Critical importance, we recently announced an agreement for the sale of our cellulosic biofuels business to BP for $98.3 million. To recap the terms of this transaction, upon closing, BP will acquire Verenium’s facilities in Jennings, Louisiana, including our pilot plant and demonstration facility together with our R&D facilities in San Diego, our cellulosic biofuels technology and related IP as well as our holdings in the joint ventures we currently have with BP. In addition, BP will employ select scientists and personnel needed to continue the cellulosic biofuels development program.

In return, Verenium will receive a $98.3 million payment from BP. An additional $10.7 million currently in restricted cash will be released to Verenium upon BP’s assumption of the lease for our San Diego facility.
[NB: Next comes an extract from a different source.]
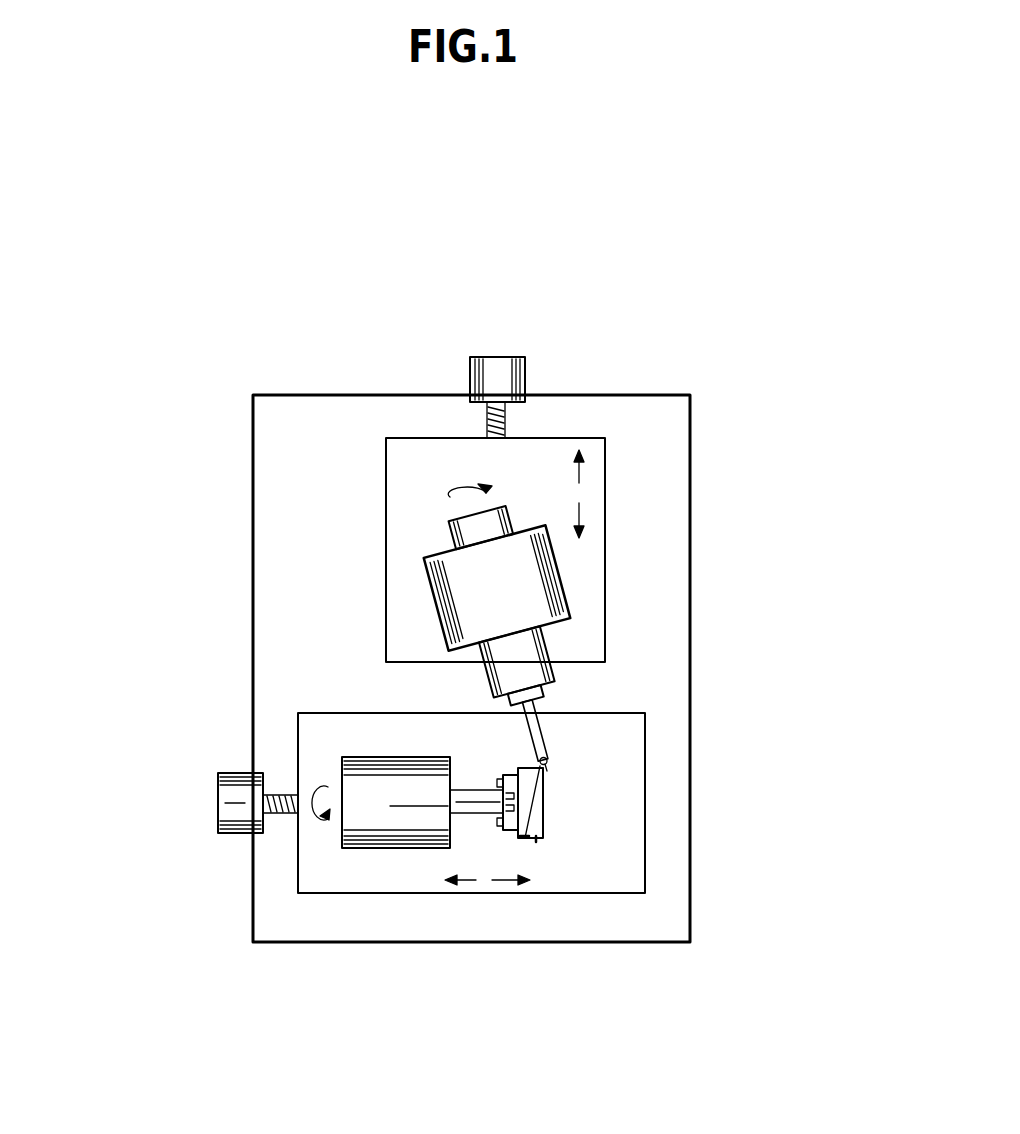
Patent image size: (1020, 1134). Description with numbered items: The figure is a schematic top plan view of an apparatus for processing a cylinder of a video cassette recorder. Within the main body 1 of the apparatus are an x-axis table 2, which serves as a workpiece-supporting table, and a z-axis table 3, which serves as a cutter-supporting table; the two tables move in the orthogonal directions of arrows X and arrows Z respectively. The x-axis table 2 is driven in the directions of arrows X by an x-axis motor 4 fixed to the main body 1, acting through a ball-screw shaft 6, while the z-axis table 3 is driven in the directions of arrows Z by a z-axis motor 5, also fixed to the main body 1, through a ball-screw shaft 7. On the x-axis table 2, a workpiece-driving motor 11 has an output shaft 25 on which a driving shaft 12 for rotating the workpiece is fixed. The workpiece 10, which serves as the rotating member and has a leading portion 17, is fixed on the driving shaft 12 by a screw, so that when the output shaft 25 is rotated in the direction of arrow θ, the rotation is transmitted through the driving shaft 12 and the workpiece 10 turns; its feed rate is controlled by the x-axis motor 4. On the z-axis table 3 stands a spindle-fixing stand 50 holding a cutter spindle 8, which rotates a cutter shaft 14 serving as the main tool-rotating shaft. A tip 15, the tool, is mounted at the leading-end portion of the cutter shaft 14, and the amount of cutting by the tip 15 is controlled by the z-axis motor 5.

After the close of the transaction, Verenium will retain our core commercial enzyme business, which will include approximately 80 of our 270 current Verenium employees who we believe make up the right team to support our business plan moving forward.

Select key hires have been identified to round out the team and we anticipate recruiting for those roles through 2011. We will also retain the supporting technology required to further develop our business, including enzymes for lignocellulosic biofuels as well as the potential to access certain biofuels applications developed by BP using the technology acquired from Verenium. And lastly, we will retain the option to remain in our San Diego facility over the next 24 months while we transition to new fit-for-purpose facility.

We believe firmly that the sale of capital intensive cellulosic biofuels business is the best path forward for Verenium and its stakeholders. This transaction provides us the financial flexibility to focus on what we do best, delivering high performance industrial enzymes to lucrative and growing markets.

In addition, Verenium will retain ownership of or royalty-free access to all the intellectual property we currently use in our commercial enzyme business. Finally, we may retain the option to license cellulosic technology now being developed by BP that the company may utilize in the future for its own advanced biofuels program.